Puisqu’elle a le luxe d’attendre sans trop souffrir et puisque de toute façon elle ne peut aller nulle part, elle s’offre le plaisir de flipper. Non pas pour l’accouchement, elle est quand même dans un bon hôpital, mais pour son premier enfant et pour son deuxième : comment est-ce que son aîné va encaisser l’arrivée de son frère ? Pourra-t-elle aimer autant ce deuxième bébé ? Ca semble difficile, voire impossible, d’aimer quelqu’un si ce n’est de la même façon, avec autant d’intensité. Sera-t-elle à la hauteur de son rôle de maman de deux enfants ou sentira-t-elle, comme plusieurs de ses copines qu’elle est plus proche de l’un que de l’autre ? Toute la grossesse elle s’est posée cette question. Même si ce ventre a été autant caressé que celui d’avant. Même si les moments de complicité avec ce bébé qui va naître vont être tout aussi doux et magiques. Peut-on aimer ses deux enfants de la même façon ? La question la tourmente et lui fait oublier les douleurs qui se font de plus en plus fortes. C’est peut-être le moment d’envoyer une nouvelle dose. Mais avant, la sage femme propose de rompre la poche des eaux. Quelle ironie ! Pour quelqu’un qui a fissuré la poche des eaux une fois, ne jamais accoucher par rupture franche de la poche des eaux. La nature est mystérieuse et capricieuse. La rupture de la poche des eaux ne fait pas mal. C’est ce qu’on dit. Peut-être. Si elle arrive naturellement. Lorsqu’on force la poche des eaux, en maternité, c’est une autre paire de manches. Alitée, incapable de bouger, reliée aux appareils qui bipent, elle ne veut qu’une seule chose. Arrêter de la trifouiller. 
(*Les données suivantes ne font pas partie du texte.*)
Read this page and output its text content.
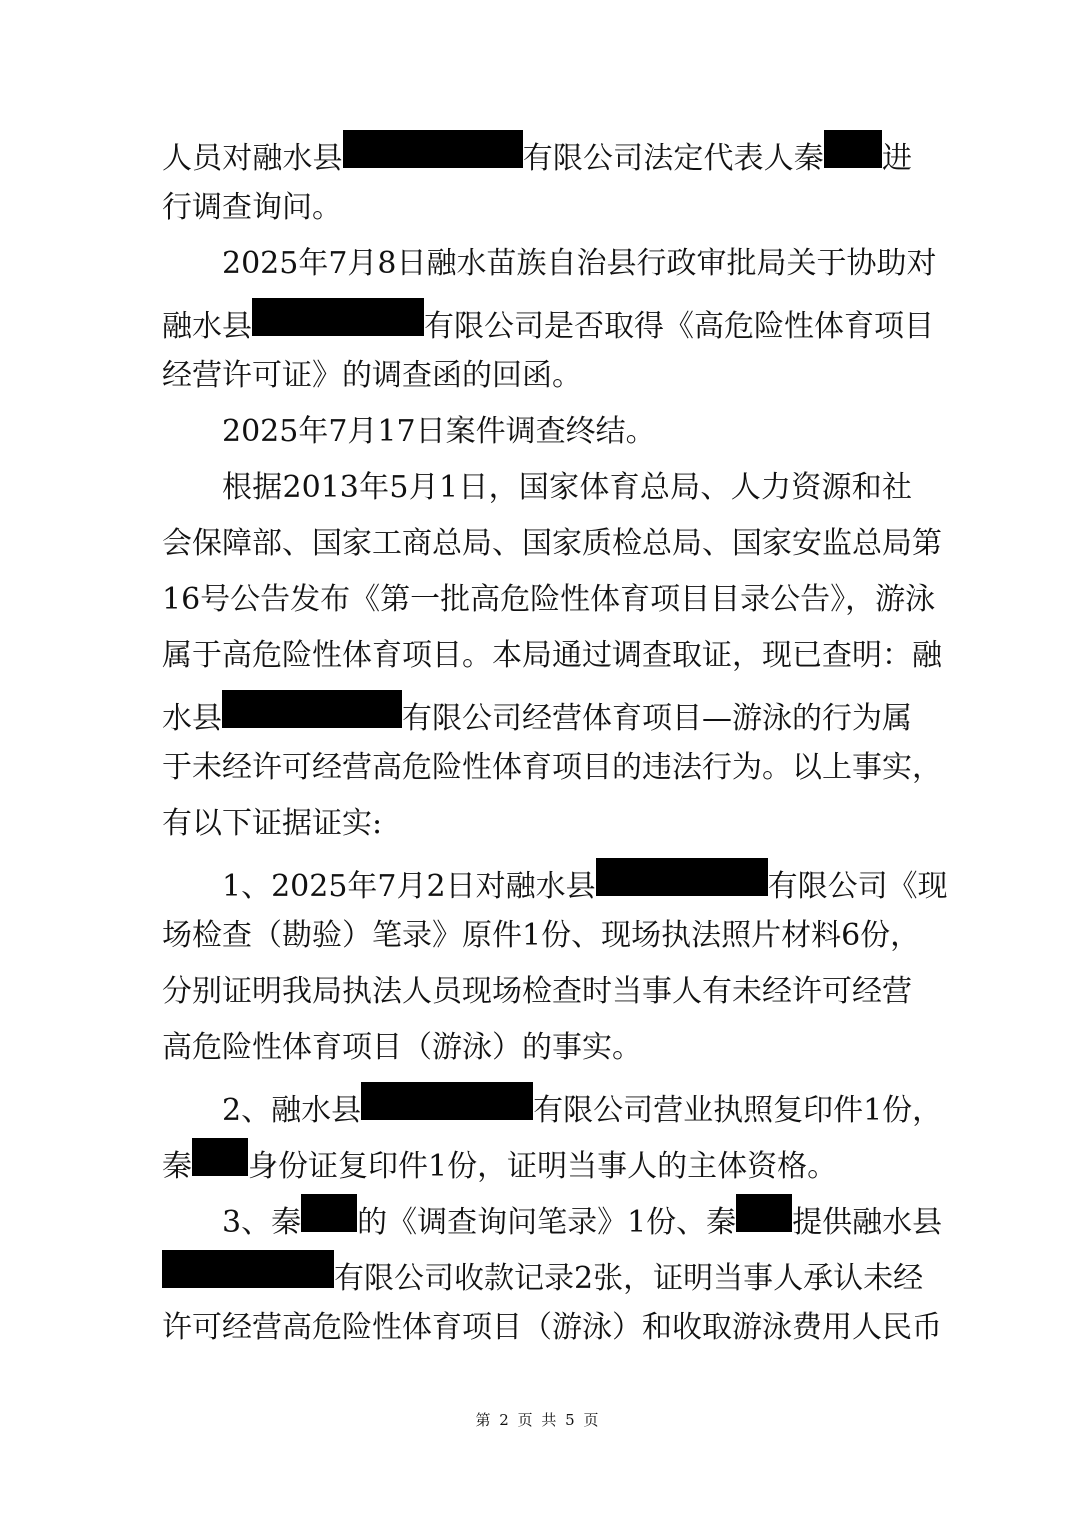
人员对融水县	有限公司法定代表人秦 进
行调查询问。
2025年7月8日融水苗族自治县行政审批局关于协助对
融水县	有限公司是否取得《高危险性体育项目
经营许可证》的调查函的回函。
2025年7月17日案件调查终结。
根据2013年5月1日，国家体育总局、人力资源和社
会保障部、国家工商总局、国家质检总局、国家安监总局第
16号公告发布《第一批高危险性体育项目目录公告》，游泳
属于高危险性体育项目。本局通过调查取证，现已查明：融
水县	有限公司经营体育项目—游泳的行为属
于未经许可经营高危险性体育项目的违法行为。以上事实，
有以下证据证实:
1、2025年7月2日对融水县	有限公司《现
场检查（勘验）笔录》原件1份、现场执法照片材料6份，
分别证明我局执法人员现场检查时当事人有未经许可经营
高危险性体育项目（游泳）的事实。
2、融水县	有限公司营业执照复印件1份，
秦 身份证复印件1份，证明当事人的主体资格。
3、秦 的《调查询问笔录》1份、秦 提供融水县
有限公司收款记录2张，证明当事人承认未经
许可经营高危险性体育项目（游泳）和收取游泳费用人民币
第 2 页 共 5 页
Le trifouillage ne fait que débuter, ma chère dame. Essaie de dormir un peu, ça te fera du bien. Mais le sommeil refuse d’arriver. Pourtant il serait si précieux. Elle sait à quoi ressembleront ses nuits pendant quelques mois. Les nuits blanches, les seins qui font mal, le lait qui tache le lit, ce lien insécable avec son enfant qui la transforme en animal. Ce lien de sang et de lait, cette chaleur de deux corps qui se sont confondus et qui se confondent encore quelques temps après cette violente séparation qu’est l’accouchement. Seule une femme, une maman peut comprendre la valeur de ce lien tellement beau, tellement épuisant, qui fait qu’elle saura se réveiller pour le nourrir avant que lui-même sache qu’il a faim. Magie et doux esclavage.
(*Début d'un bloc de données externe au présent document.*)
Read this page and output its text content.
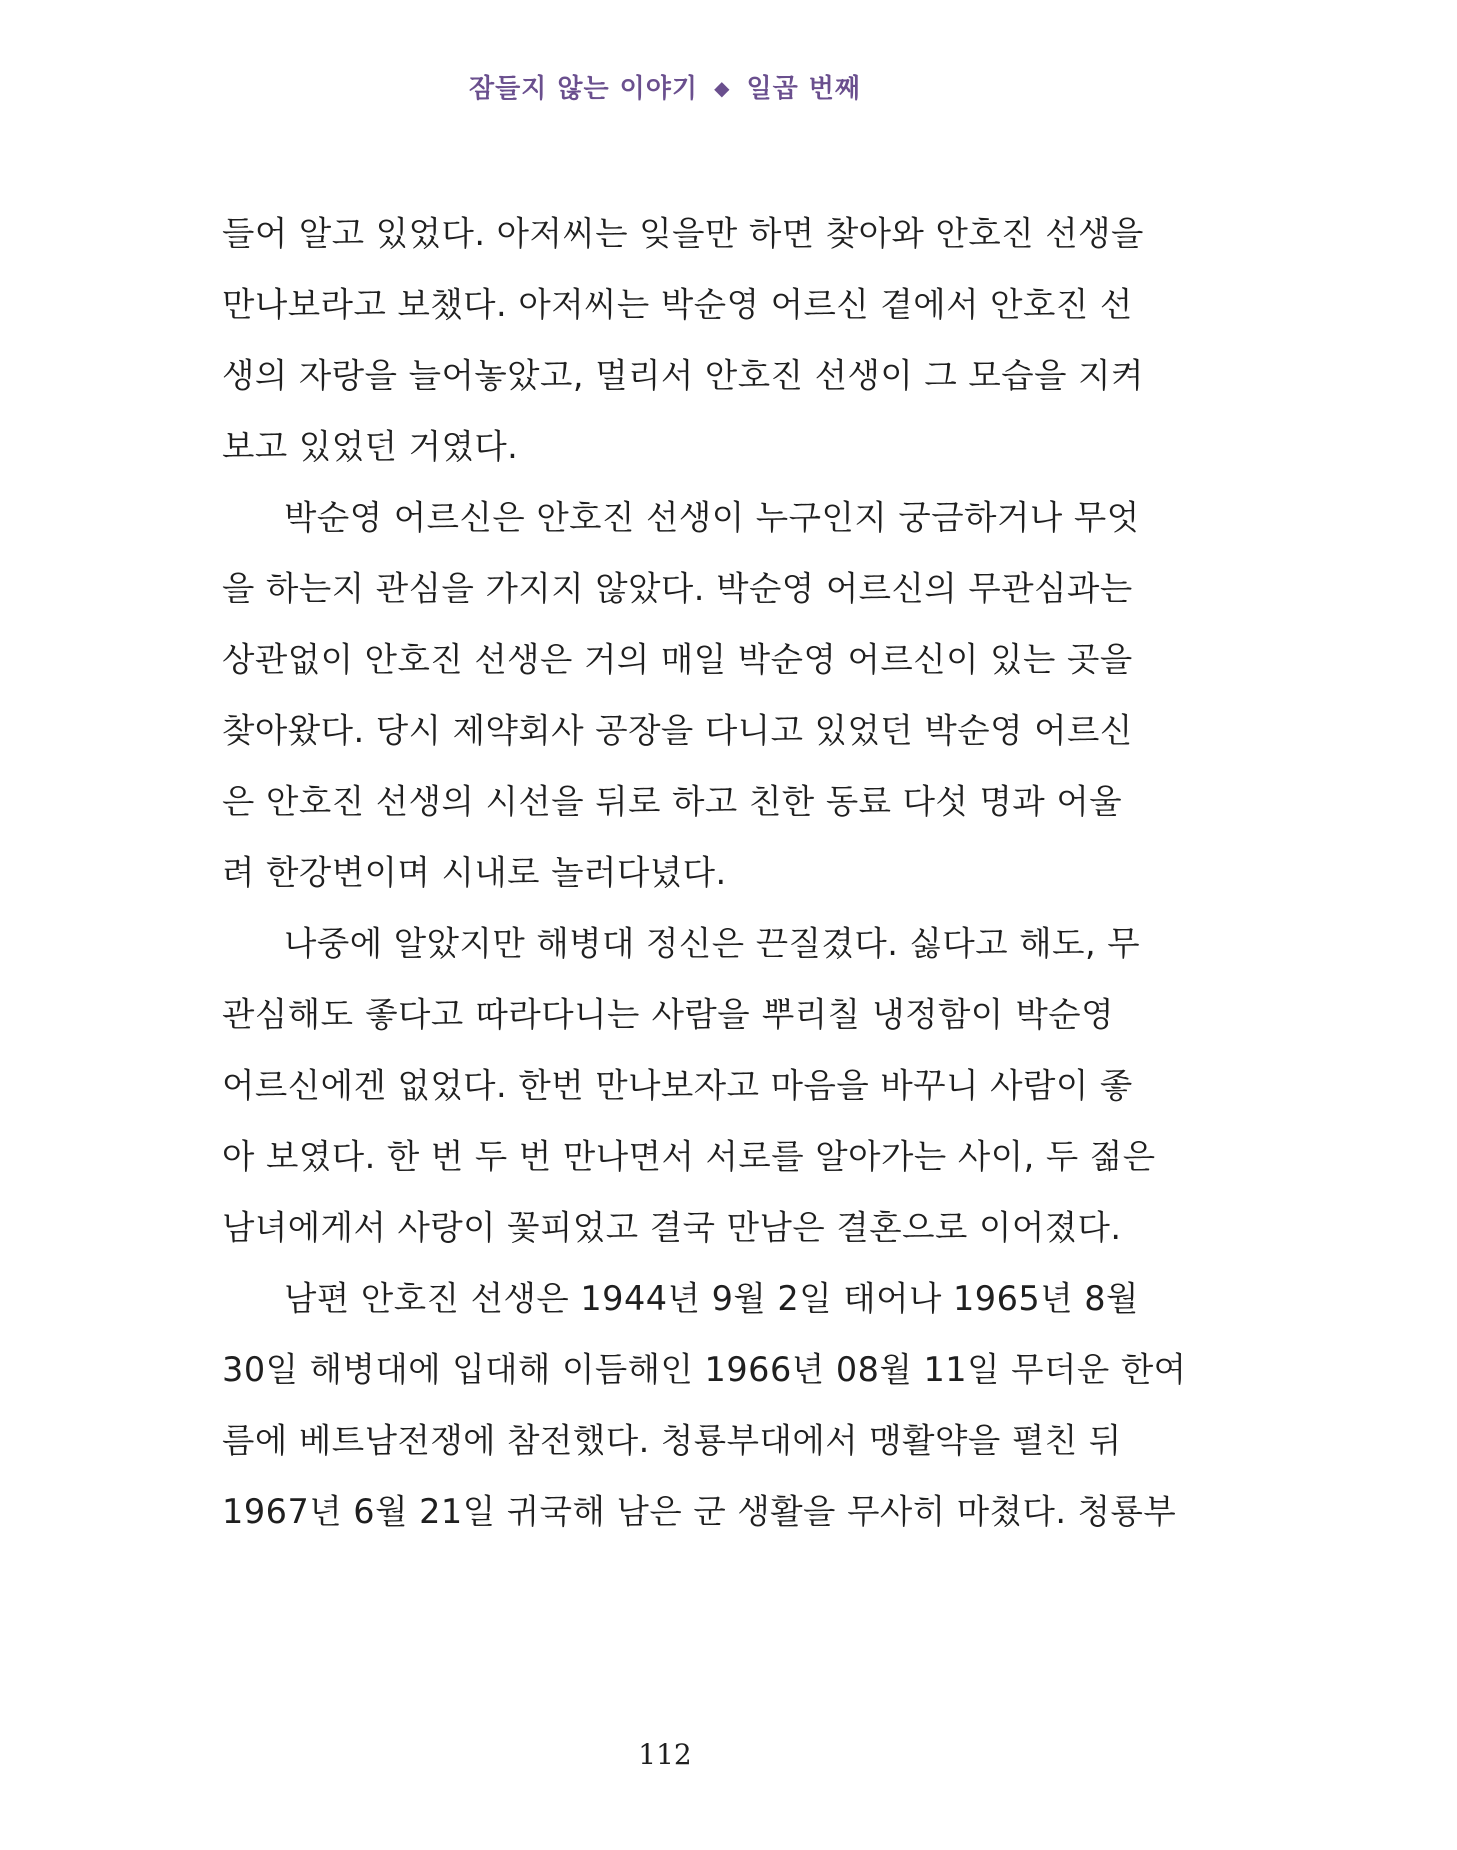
잠들지 않는 이야기 ◆ 일곱 번째
들어 알고 있었다. 아저씨는 잊을만 하면 찾아와 안호진 선생을
만나보라고 보챘다. 아저씨는 박순영 어르신 곁에서 안호진 선
생의 자랑을 늘어놓았고, 멀리서 안호진 선생이 그 모습을 지켜
보고 있었던 거였다.
박순영 어르신은 안호진 선생이 누구인지 궁금하거나 무엇
을 하는지 관심을 가지지 않았다. 박순영 어르신의 무관심과는
상관없이 안호진 선생은 거의 매일 박순영 어르신이 있는 곳을
찾아왔다. 당시 제약회사 공장을 다니고 있었던 박순영 어르신
은 안호진 선생의 시선을 뒤로 하고 친한 동료 다섯 명과 어울
려 한강변이며 시내로 놀러다녔다.
나중에 알았지만 해병대 정신은 끈질겼다. 싫다고 해도, 무
관심해도 좋다고 따라다니는 사람을 뿌리칠 냉정함이 박순영
어르신에겐 없었다. 한번 만나보자고 마음을 바꾸니 사람이 좋
아 보였다. 한 번 두 번 만나면서 서로를 알아가는 사이, 두 젊은
남녀에게서 사랑이 꽃피었고 결국 만남은 결혼으로 이어졌다.
남편 안호진 선생은 1944년 9월 2일 태어나 1965년 8월
30일 해병대에 입대해 이듬해인 1966년 08월 11일 무더운 한여
름에 베트남전쟁에 참전했다. 청룡부대에서 맹활약을 펼친 뒤
1967년 6월 21일 귀국해 남은 군 생활을 무사히 마쳤다. 청룡부
112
Les bips bips bips bips du monitoring s’enchaînent. La tête noire de l’homme d’à côté bouge légèrement. Lui aussi est fatigué. Il a des cernes. Est-ce que pour cet enfant il trouvera le courage de pleurer ou la pudeur prendra encore le dessus ?
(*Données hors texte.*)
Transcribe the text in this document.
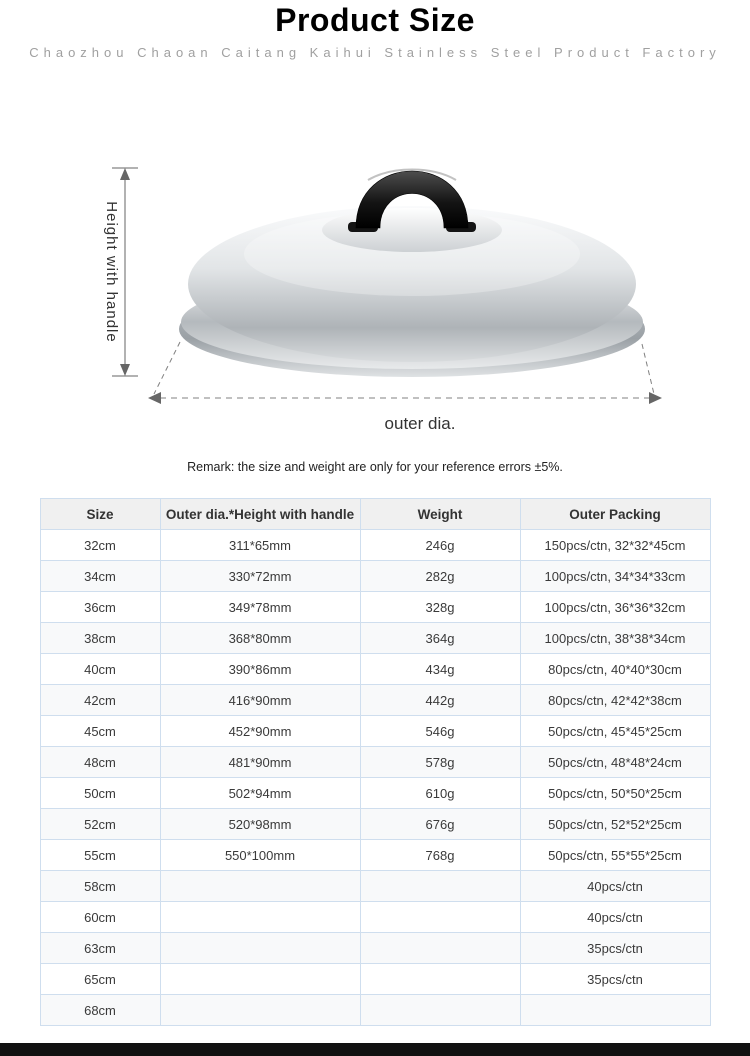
Product Size

Chaozhou Chaoan Caitang Kaihui Stainless Steel Product Factory

Height with handle
outer dia.

Remark: the size and weight are only for your reference errors ±5%.

Size	Outer dia.*Height with handle	Weight	Outer Packing
32cm	311*65mm	246g	150pcs/ctn, 32*32*45cm
34cm	330*72mm	282g	100pcs/ctn, 34*34*33cm
36cm	349*78mm	328g	100pcs/ctn, 36*36*32cm
38cm	368*80mm	364g	100pcs/ctn, 38*38*34cm
40cm	390*86mm	434g	80pcs/ctn, 40*40*30cm
42cm	416*90mm	442g	80pcs/ctn, 42*42*38cm
45cm	452*90mm	546g	50pcs/ctn, 45*45*25cm
48cm	481*90mm	578g	50pcs/ctn, 48*48*24cm
50cm	502*94mm	610g	50pcs/ctn, 50*50*25cm
52cm	520*98mm	676g	50pcs/ctn, 52*52*25cm
55cm	550*100mm	768g	50pcs/ctn, 55*55*25cm
58cm			40pcs/ctn
60cm			40pcs/ctn
63cm			35pcs/ctn
65cm			35pcs/ctn
68cm			
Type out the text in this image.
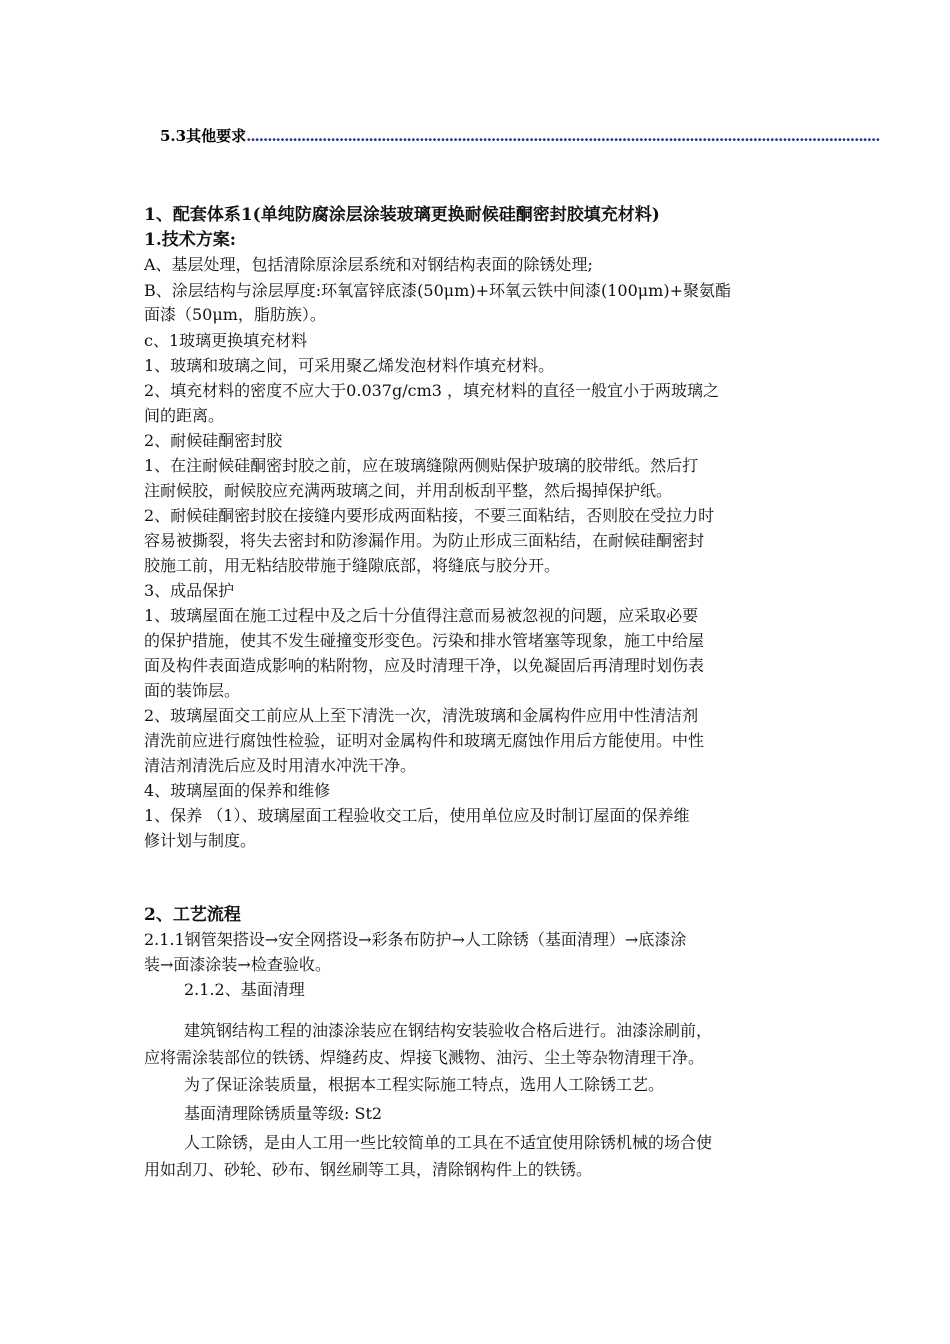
5.3其他要求......................................................................................................................................................
1、配套体系1(单纯防腐涂层涂装玻璃更换耐候硅酮密封胶填充材料)
1.技术方案:
A、基层处理，包括清除原涂层系统和对钢结构表面的除锈处理;
B、涂层结构与涂层厚度:环氧富锌底漆(50μm)+环氧云铁中间漆(100μm)+聚氨酯
面漆（50μm，脂肪族）。
c、1玻璃更换填充材料
1、玻璃和玻璃之间，可采用聚乙烯发泡材料作填充材料。
2、填充材料的密度不应大于0.037g/cm3 ，填充材料的直径一般宜小于两玻璃之
间的距离。
2、耐候硅酮密封胶
1、在注耐候硅酮密封胶之前，应在玻璃缝隙两侧贴保护玻璃的胶带纸。然后打
注耐候胶，耐候胶应充满两玻璃之间，并用刮板刮平整，然后揭掉保护纸。
2、耐候硅酮密封胶在接缝内要形成两面粘接，不要三面粘结，否则胶在受拉力时
容易被撕裂，将失去密封和防渗漏作用。为防止形成三面粘结，在耐候硅酮密封
胶施工前，用无粘结胶带施于缝隙底部，将缝底与胶分开。
3、成品保护
1、玻璃屋面在施工过程中及之后十分值得注意而易被忽视的问题，应采取必要
的保护措施，使其不发生碰撞变形变色。污染和排水管堵塞等现象，施工中给屋
面及构件表面造成影响的粘附物，应及时清理干净，以免凝固后再清理时划伤表
面的装饰层。
2、玻璃屋面交工前应从上至下清洗一次，清洗玻璃和金属构件应用中性清洁剂
清洗前应进行腐蚀性检验，证明对金属构件和玻璃无腐蚀作用后方能使用。中性
清洁剂清洗后应及时用清水冲洗干净。
4、玻璃屋面的保养和维修
1、保养 （1）、玻璃屋面工程验收交工后，使用单位应及时制订屋面的保养维
修计划与制度。
2、工艺流程
2.1.1钢管架搭设→安全网搭设→彩条布防护→人工除锈（基面清理）→底漆涂
装→面漆涂装→检查验收。
2.1.2、基面清理
建筑钢结构工程的油漆涂装应在钢结构安装验收合格后进行。油漆涂刷前，
应将需涂装部位的铁锈、焊缝药皮、焊接飞溅物、油污、尘土等杂物清理干净。
为了保证涂装质量，根据本工程实际施工特点，选用人工除锈工艺。
基面清理除锈质量等级: St2
人工除锈，是由人工用一些比较简单的工具在不适宜使用除锈机械的场合使
用如刮刀、砂轮、砂布、钢丝刷等工具，清除钢构件上的铁锈。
Tu peux envoyer une nouvelle dose ? Elle vient de sentir un mouvement énorme, comme si on essayait de déménager ses organes. Non, de les broyer. Le bébé passe dans le bassin, annonce la sage femme. Elle est de retour. Envoie une nouvelle dose, s’il te plaît. Cette sensation est insupportable. Ce n’est pas elle qui a la pompe, mais lui. Non, on ne peut pas envoyer de nouvelle dose, pas si souvent. Et le cauchemar continue. Un écartèlement, ça doit ressembler à ça. Ensuite la sage femme (la nouvelle !) vient et lui explique qu’elle doit pousser, c’est l’accouchement qui la délivrera de la douleur. Pousser, mais avec quelles forces ? Cette douleur va chercher jusqu’au plus profond de son âme. Elle est insoutenable, elle arrache les organes, fait arrêter le cœur, donne envie de vomir.

Pousse, pousse…pousse.

La délivrance. Le petit corps fripé et un peu violet sort enfin. La sage femme le prend et l’enveloppe dans un drap blanc. La mère regarde son fils, son deuxième garçon. En une seconde le souvenir de la douleur s’estompe. Seulement une vague sensation reste, comme à la sortie d’un rêve. Son bébé sur la poitrine, c’est tout ce qui compte. Et c’est tout aussi magique que la première fois. Il a suffit de l’avoir sur soi pour savoir, sans aucun doute possible, comment toutes les questions étaient inutiles. Une maman et son bébé.

Mon fils et moi.

Mon deuxième petit miracle, arrivé de manière si inattendue.

Prière de ne pas lever les volants. Que personne ne puisse espionner ce moment.